How much does a Missouri DWI affect auto insurance rates?

When Missouri authorities charge you with drunk driving and that charge winds up leading to a conviction, you can expect to have to pay a substantial amount of money in fines and other expenses relating to your action. Even if it is your first time receiving a driving while intoxicated conviction in the state, you can plan on it costing you a substantial sum. Furthermore, some of the DWI-related expenses you face will continue to plague you even after you begin driving again.

For example, you can expect to pay substantially more for automotive insurance coverage in Missouri once you have a DWI conviction on your record, Insure.com reports, even if you are a first-time DWI offender. Just how much more will automotive insurance typically cost you once you have a Missouri DWI in your driving history?

By the numbers

If you are, in fact, a first-time DWI offender, and you had an otherwise relatively typical driving record before your conviction, you were probably paying your auto insurer somewhere around $1,288 annually for coverage. Once you have that DWI on your record, though, you can plan on your insurance premiums rising more than 60%. In fact, Missouri residents with DWIs typically see their automotive insurance rates go up 64% following their convictions, which is an $829 annual increase over what they were paying for coverage prior to their crimes.
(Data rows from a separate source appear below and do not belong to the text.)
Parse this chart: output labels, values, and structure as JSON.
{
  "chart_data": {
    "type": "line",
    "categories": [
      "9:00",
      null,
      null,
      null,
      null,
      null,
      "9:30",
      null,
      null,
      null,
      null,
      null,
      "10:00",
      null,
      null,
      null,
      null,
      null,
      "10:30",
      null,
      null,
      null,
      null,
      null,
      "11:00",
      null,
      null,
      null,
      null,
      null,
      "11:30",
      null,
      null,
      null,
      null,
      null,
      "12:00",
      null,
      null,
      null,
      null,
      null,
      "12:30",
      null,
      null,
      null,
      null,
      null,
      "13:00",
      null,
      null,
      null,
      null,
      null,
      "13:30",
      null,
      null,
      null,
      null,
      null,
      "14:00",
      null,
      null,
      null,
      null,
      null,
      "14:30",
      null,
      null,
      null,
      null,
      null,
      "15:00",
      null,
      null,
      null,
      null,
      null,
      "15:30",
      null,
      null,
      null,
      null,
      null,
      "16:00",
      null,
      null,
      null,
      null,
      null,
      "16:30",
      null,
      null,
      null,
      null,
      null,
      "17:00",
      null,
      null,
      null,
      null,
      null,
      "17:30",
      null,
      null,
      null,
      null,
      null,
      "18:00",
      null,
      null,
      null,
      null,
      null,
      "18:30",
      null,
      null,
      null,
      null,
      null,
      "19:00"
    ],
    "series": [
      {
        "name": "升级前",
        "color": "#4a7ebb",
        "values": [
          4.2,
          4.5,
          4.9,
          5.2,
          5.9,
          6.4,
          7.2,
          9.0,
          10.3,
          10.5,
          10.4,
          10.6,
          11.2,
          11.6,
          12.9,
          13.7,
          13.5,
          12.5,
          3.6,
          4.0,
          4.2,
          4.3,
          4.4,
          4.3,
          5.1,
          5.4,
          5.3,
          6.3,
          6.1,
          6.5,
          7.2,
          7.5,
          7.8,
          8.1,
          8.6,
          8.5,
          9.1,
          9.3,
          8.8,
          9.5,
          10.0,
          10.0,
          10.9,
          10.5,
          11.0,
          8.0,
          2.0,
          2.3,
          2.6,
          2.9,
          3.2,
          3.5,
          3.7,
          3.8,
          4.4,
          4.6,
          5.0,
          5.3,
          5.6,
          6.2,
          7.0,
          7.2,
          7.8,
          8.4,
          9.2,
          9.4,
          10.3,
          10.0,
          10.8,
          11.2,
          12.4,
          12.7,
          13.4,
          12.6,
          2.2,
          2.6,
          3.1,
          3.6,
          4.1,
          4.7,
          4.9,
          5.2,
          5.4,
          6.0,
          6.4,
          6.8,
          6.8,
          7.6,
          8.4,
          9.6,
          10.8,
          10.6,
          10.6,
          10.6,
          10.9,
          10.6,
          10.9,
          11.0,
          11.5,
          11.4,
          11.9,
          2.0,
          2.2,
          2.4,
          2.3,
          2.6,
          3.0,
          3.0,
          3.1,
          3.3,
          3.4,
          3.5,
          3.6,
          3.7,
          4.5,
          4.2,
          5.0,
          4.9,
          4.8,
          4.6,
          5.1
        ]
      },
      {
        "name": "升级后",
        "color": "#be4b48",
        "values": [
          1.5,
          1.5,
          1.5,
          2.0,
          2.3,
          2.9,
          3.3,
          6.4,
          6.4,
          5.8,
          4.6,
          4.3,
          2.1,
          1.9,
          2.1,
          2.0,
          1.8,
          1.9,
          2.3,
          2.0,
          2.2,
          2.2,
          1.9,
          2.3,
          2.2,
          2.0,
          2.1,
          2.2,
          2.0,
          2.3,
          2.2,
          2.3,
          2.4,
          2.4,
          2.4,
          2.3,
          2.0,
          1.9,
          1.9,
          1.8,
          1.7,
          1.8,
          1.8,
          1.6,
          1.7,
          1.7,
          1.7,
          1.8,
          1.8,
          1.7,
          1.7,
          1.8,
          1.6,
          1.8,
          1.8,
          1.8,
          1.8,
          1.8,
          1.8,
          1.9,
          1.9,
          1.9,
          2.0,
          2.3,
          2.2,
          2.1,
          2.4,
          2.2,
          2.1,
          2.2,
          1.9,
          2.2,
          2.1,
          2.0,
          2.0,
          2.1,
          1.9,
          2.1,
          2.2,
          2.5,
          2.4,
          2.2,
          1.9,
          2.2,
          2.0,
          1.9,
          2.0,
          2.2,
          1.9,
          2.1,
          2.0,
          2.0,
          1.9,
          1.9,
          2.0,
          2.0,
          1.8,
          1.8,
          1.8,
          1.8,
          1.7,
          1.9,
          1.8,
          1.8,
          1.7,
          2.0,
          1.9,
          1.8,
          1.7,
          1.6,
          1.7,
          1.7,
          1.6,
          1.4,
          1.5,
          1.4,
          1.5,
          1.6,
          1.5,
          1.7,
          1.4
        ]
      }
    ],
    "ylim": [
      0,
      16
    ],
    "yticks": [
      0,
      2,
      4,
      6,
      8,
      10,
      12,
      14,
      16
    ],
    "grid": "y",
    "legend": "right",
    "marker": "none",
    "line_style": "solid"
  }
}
Struggles associated with finding coverage

While paying 64% more each year for auto insurance can be a huge financial burden, you may also find that you have trouble obtaining insurance coverage from any provider once you get a conviction for drunk driving. Shopping around and securing quotes from several different providers willing to cover you may be your best bet at keeping your insurance-related expenses manageable.

A Missouri DWI conviction can impact your job, your personal relationships and your finances, among other areas of your life. In some cases, the financial repercussions associated with such a conviction can last several years, even longer.